Allah kabul etsin, yüce dinimizin direği olan namazı kıldıktan sonra "tesbihat" dediğimiz dualarımızı yaparken; "adet yerini bulsun" kabilinden çoğumuzun aceleye getirip üzerinde özenle durmadan geçiştirdiği dualarımızda bir cok noksanlıklar kalıyor. Halbuki bunların da namaz ciddiyeti ile yapılması gerekiyor.
Herşeyden önce, bu "tesbihatın" cemaatle namazlar sonunda müezzinlerimiz tarafından açıktan yapılması, cemaat içinde hatası olanların hatalarını düzeltmelerine fırsat sağlamak içindir.
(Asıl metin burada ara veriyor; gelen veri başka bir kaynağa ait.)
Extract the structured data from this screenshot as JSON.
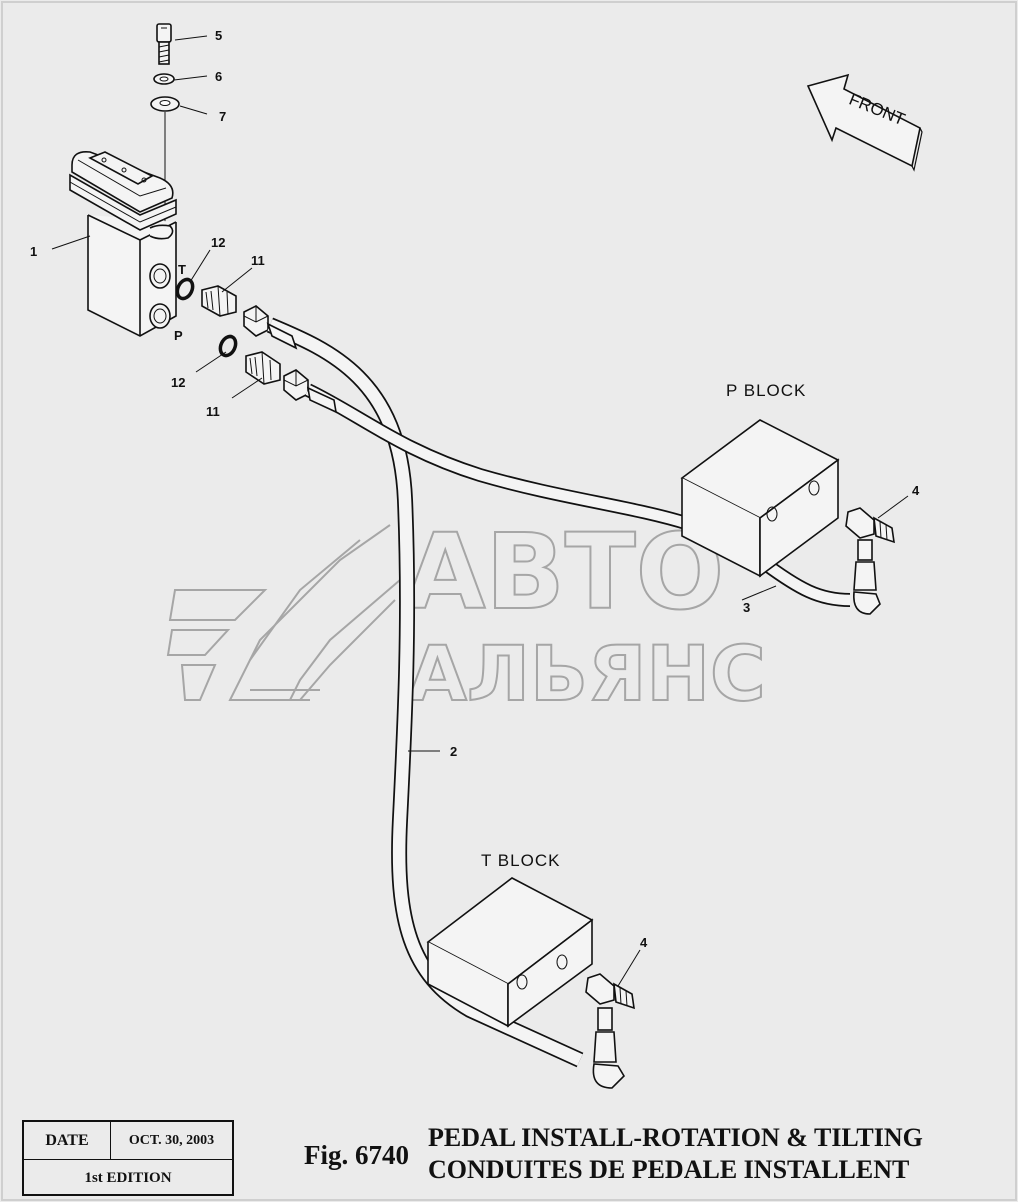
{
  "direction_label": "FRONT",
  "blocks": {
    "p_block": "P BLOCK",
    "t_block": "T BLOCK"
  },
  "port_labels": {
    "t": "T",
    "p": "P"
  },
  "callouts": {
    "n1": "1",
    "n2": "2",
    "n3": "3",
    "n4a": "4",
    "n4b": "4",
    "n5": "5",
    "n6": "6",
    "n7": "7",
    "n11a": "11",
    "n11b": "11",
    "n12a": "12",
    "n12b": "12"
  },
  "watermark": {
    "line1": "АВТО",
    "line2": "АЛЬЯНС"
  },
  "footer": {
    "date_label": "DATE",
    "date_value": "OCT. 30, 2003",
    "edition": "1st EDITION",
    "fig_number": "Fig. 6740",
    "title_en": "PEDAL INSTALL-ROTATION & TILTING",
    "title_fr": "CONDUITES DE PEDALE INSTALLENT"
  }
}
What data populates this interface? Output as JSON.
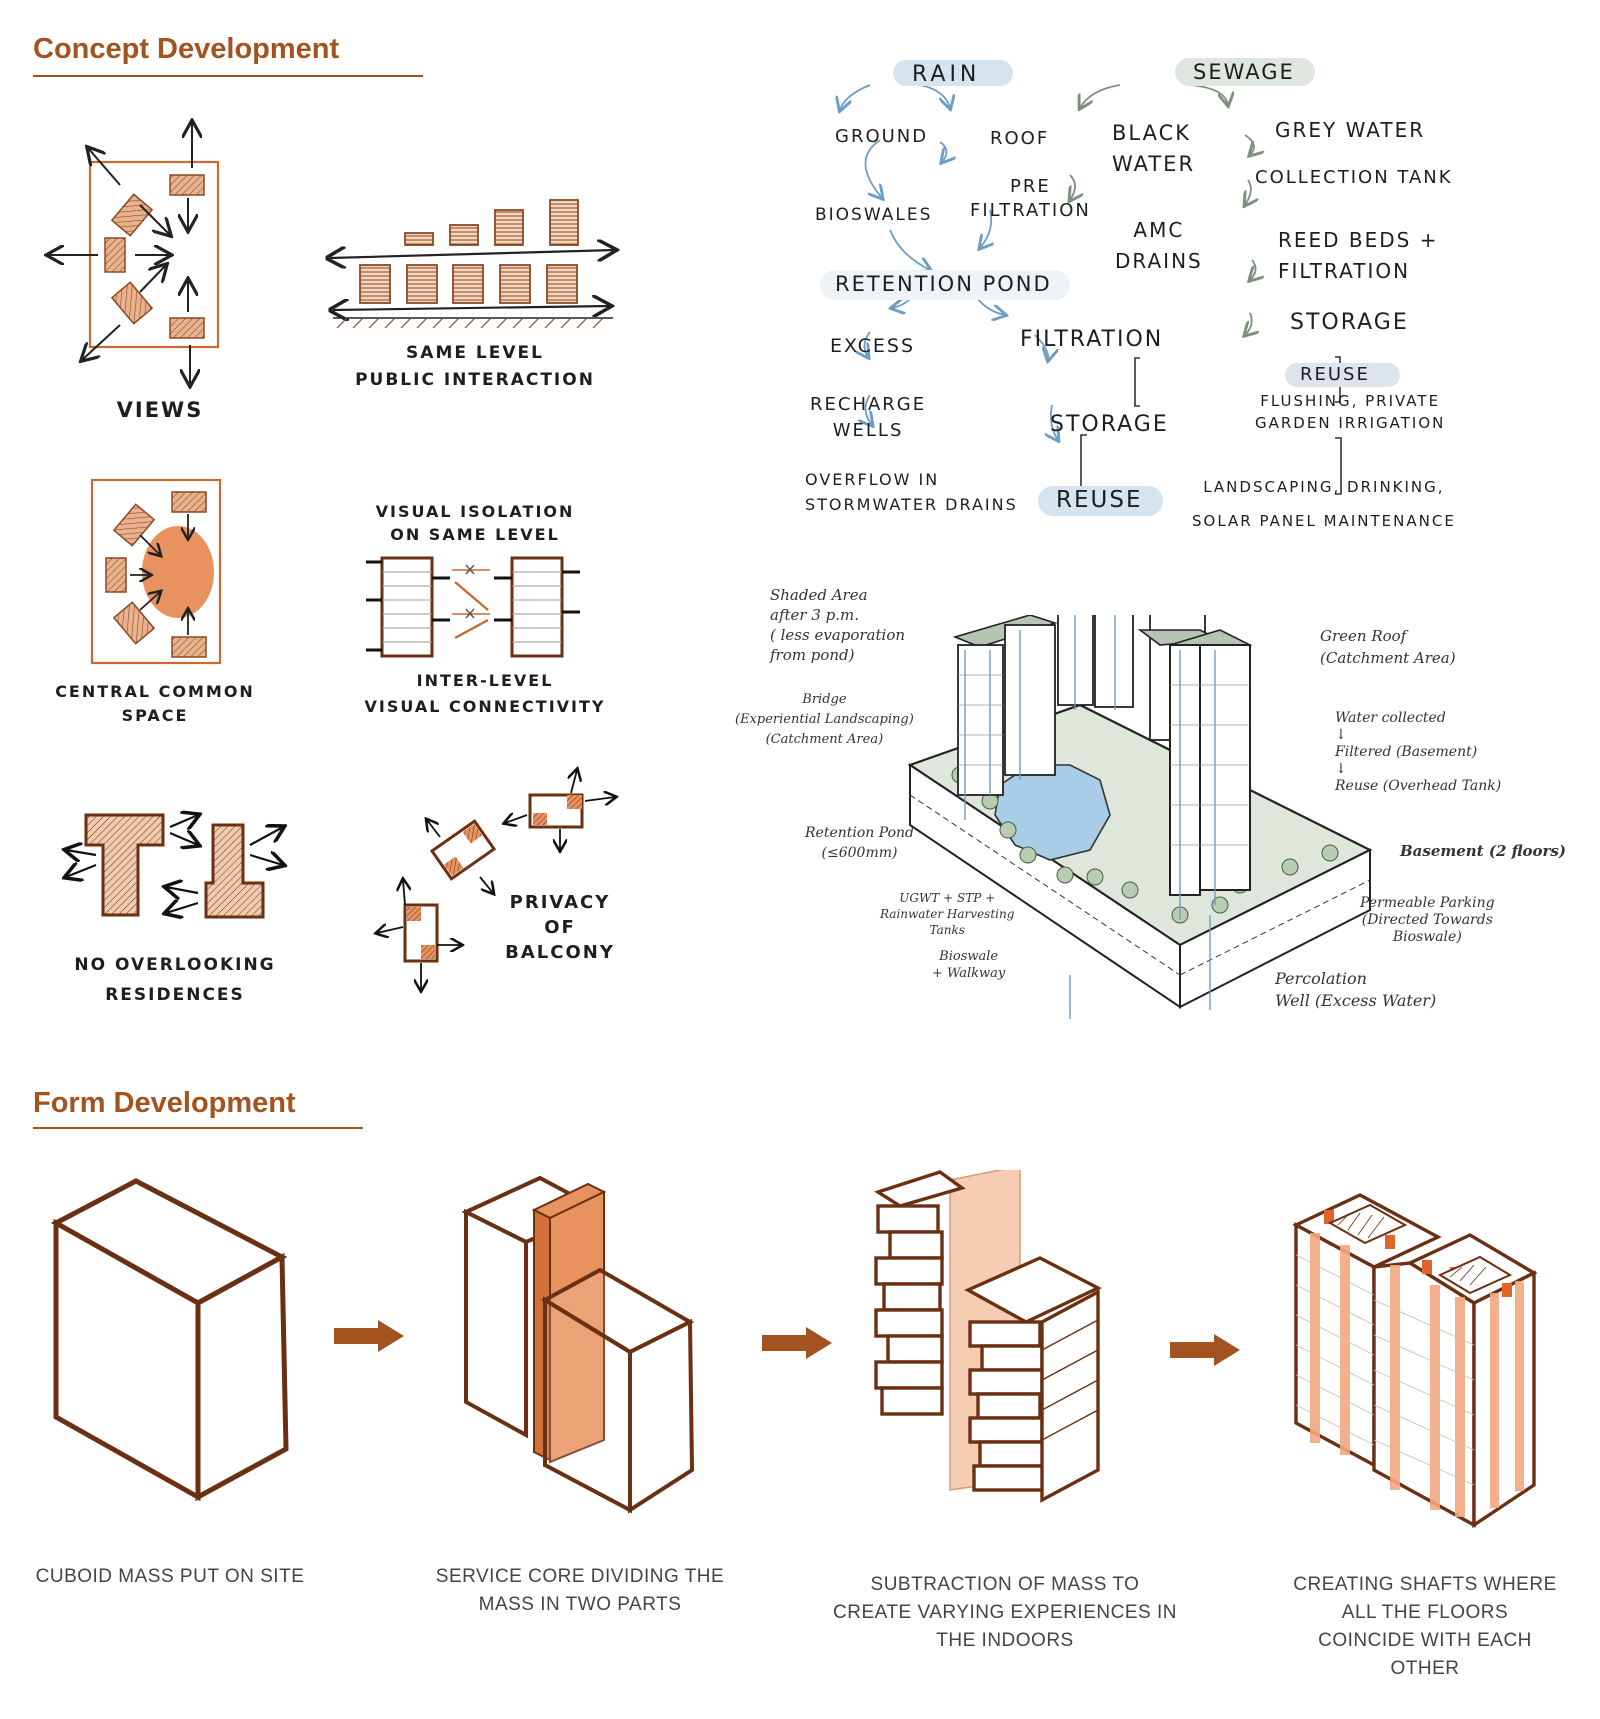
{
  "sections": {
    "concept_title": "Concept Development",
    "form_title": "Form Development"
  },
  "concepts": {
    "views": "VIEWS",
    "same_level": "SAME LEVEL\nPUBLIC INTERACTION",
    "central": "CENTRAL COMMON\nSPACE",
    "visual_isolation": "VISUAL ISOLATION\nON SAME LEVEL",
    "inter_level": "INTER-LEVEL\nVISUAL CONNECTIVITY",
    "no_overlooking": "NO OVERLOOKING\nRESIDENCES",
    "privacy": "PRIVACY\nOF\nBALCONY"
  },
  "water_flow": {
    "rain": "RAIN",
    "ground": "GROUND",
    "roof": "ROOF",
    "bioswales": "BIOSWALES",
    "pre_filtration": "PRE\nFILTRATION",
    "retention_pond": "RETENTION POND",
    "excess": "EXCESS",
    "filtration": "FILTRATION",
    "recharge_wells": "RECHARGE\nWELLS",
    "storage": "STORAGE",
    "overflow": "OVERFLOW IN\nSTORMWATER DRAINS",
    "reuse": "REUSE",
    "reuse_detail": "LANDSCAPING, DRINKING,\nSOLAR PANEL MAINTENANCE",
    "sewage": "SEWAGE",
    "black_water": "BLACK\nWATER",
    "grey_water": "GREY WATER",
    "amc_drains": "AMC\nDRAINS",
    "collection_tank": "COLLECTION TANK",
    "reed_beds": "REED BEDS +\nFILTRATION",
    "storage2": "STORAGE",
    "reuse2": "REUSE",
    "reuse2_detail": "FLUSHING, PRIVATE\nGARDEN IRRIGATION"
  },
  "site_notes": {
    "shaded": "Shaded Area\nafter 3 p.m.\n( less evaporation\nfrom pond)",
    "bridge": "Bridge\n(Experiential Landscaping)\n(Catchment Area)",
    "green_roof": "Green Roof\n(Catchment Area)",
    "water_collected": "Water collected\n↓\nFiltered (Basement)\n↓\nReuse (Overhead Tank)",
    "retention": "Retention Pond\n(≤600mm)",
    "ugwt": "UGWT + STP +\nRainwater Harvesting\nTanks",
    "basement": "Basement (2 floors)",
    "permeable": "Permeable Parking\n(Directed Towards\nBioswale)",
    "bioswale": "Bioswale\n+ Walkway",
    "percolation": "Percolation\nWell (Excess Water)"
  },
  "form_steps": [
    {
      "caption": "CUBOID MASS PUT ON SITE"
    },
    {
      "caption": "SERVICE CORE DIVIDING THE\nMASS IN TWO PARTS"
    },
    {
      "caption": "SUBTRACTION OF MASS TO\nCREATE VARYING EXPERIENCES IN\nTHE INDOORS"
    },
    {
      "caption": "CREATING SHAFTS WHERE\nALL THE FLOORS\nCOINCIDE WITH EACH\nOTHER"
    }
  ],
  "colors": {
    "accent": "#a3531f",
    "terracotta": "#c96a2e",
    "orange_fill": "#e8925f",
    "water_blue": "#8fb8d8",
    "pill_blue": "#d6e4f0",
    "pill_grey": "#dfe5df",
    "green": "#c9d6c5"
  }
}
Aslında namazdan ayrı olan bu tesbihat dualarını, herkesin kendisinin yapması ve okuması esastır.
Üstelik bir de bu tesbihatlar için camilerde imamdan başka bir de "müezzinlerin" bulunması, konuya verilen önemin ayrı bir ifadesidir.
Hal böyle iken, kimse kusura bakmasın; cemaat olarak bu konuya gereken özen ve dikkati göstermiyoruz. Günde beş vakit cemaatle kıldığımız namazlarda, günde beş defa açıktan tekrarlandığı halde, bu tesbigat dualarını doğru-dürüst pürüzsüz bir şekilde okumayı berenimiz pek azdır. İnsan görmek istediğine bakar; anlamak istediğini dinler. Her gün önünden geçtiğimiz binaların kaç tane penceresi bulunduğunu önemsemediğimiz için bilmeyiz. Bu tesbihatı da doğru-dürüst beceremediğimiz, önem vermediğimiz göstermektedir.
Maalesef tesbihatlardaki bu hataları sadece bilmeyen cemaat yapmıyor; bilen bazı görevlilerimiz de yapıyor. İstenmeyen hataların sebebi, çoğu defa trafik kazalarında olduğu gibi "dikkatsizliktir". Müezzinliği yapanlatımızın çoğu, Peygamber efendimize "salavat" ile başlanılması gereken tesbihatlarının başında, cemaate salavatı getirme fırsatı vermeden, tesbihat dualarının devamına geçmektedir.
Şöyle ki, imam efendinin selamından sonra "ala resulina salavat" (Peygamberimize salavat) diye hatırlattıktan sonra; soluk almaya bile fırsat vermeden "sübhanellahi…" diyerek diğer tesbihata devam etmektedir.
İşte tam burada, salavatı getirecek miktar soluklanılması gerekmektedir. Yani "salavat" en kısa şekli ile "Allahümme salli ala seyyidina Muhammed" ( Allahım, sen Peygamberimize selam ve duamızı kabul et!) demek olduğuna göre; bu şekilde selamı söyleyerek gönderecek miktar beklenilmesi gerekir. Hatta bu "salavatın" da açıktan okunarak cemaatın öğrenmesine fırsat vermek çok yerinde olur.
Cemaatle namazda dualar içimizden okunduğu halde, tesbihattaki bütün dua cümlelerini açıktan okuma geleneğimizin hikmeti, cemaate öğrenme fırsatı sağlamaktır.
Ayrıca, dualara ve tesbihata "salevat" ile başlamak, kabulü için Peygamberimizi öne katmaktır. Hadis-i şerifte, "Peygambere getirilen salavat, geri çevrilmez" (Şevkani, F.Mecmua, 328) buyurulmaktadır. Salavatı hatırlatıp da, getirmeye fırsat bırakmadan tesbihata devam etmek; cemaate, "siz getirin benim acelem var, arkamdan yetişirsiniz…" demek gibi bir mana taşımaktadır.
Halbuki Yüce Allah, bizim her işimizde hayat rehberimiz olan kitabında, " Şüphesiz ki Allah ve melekleri Peygambere salavat getirirler. Ey iman edenler sizde ona salavat getirin; hem de teslimiyetle (saygı ve samimiyetle) getirin" (Ahzab, 56) buyurmaktadır.
Peygamber efendimiz de hadis-i şerifinde, "Kendisine salavat getiren kimsenin, cennetin kapısına omuzlarında zahmetle taşıyabildiği sevap yüküyle geleceğini" (Sehavi, K.Bedi', 161) müjdelemiştir.
Buna göre bizim tesbihattaki aceleci ve dikkatsiz davranışımız, sevap pazarında kazandıklarımızı döküp saçarak bırakıp gitmemiz gibidir. Bıraktıklarımızı toplayacak olanlar, tesbihatını ağırdan alarak tam ve güzel bir şekilde yapanlar olacaktır.